On Thursday, 2 April 2015 at 13:24:34 UTC, Rikki Cattermole wrote:
On 3/04/2015 2:17 a.m., Laeeth Isharc wrote:
Might be an interesting little project to get D running on.
Probably only worth a small toy project.

In theory if an application works on android/x86, there should be nothing more to do to get it running in the browser (just a 1 minute conversion). Just need to get the android cross-compiler up and running
and then will see.

Don't be so sure. Won't ARC not support native code?

The answer should be simple to tell, except that things have shifted a bit since the instructions were written so I don't yet have the dmd/android compiler running.
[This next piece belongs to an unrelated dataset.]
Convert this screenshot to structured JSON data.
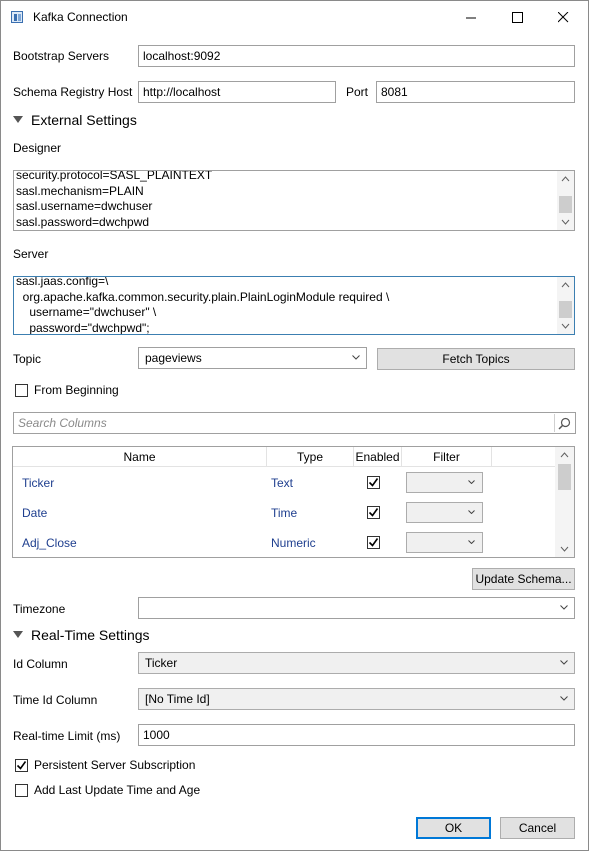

But, as I understand it (which may be mistaken): native client (what we have had for some time in the app store) runs only a subset of machine code:

https://developer.chrome.com/native-client

However for an android app using NDK, nobody has ever said you cannot use a regular C compiler (and indeed the D compiler was not written to any such rules and apparently works). Since ARC-weld translates generic android apps (eg Instagram) - (although some do not work for unknown reasons) - it must be the case that ARC-weld does support native code and does something clever when it comes across instructions that are not permitted.

If that's right, then you can now write chrome apps using D - there are some already in the store that have been translated, so it looks like although the program is beta, they allow you to submit translated apps (or allow some people to submit some apps, anyway).

But it would be better to try than to guess.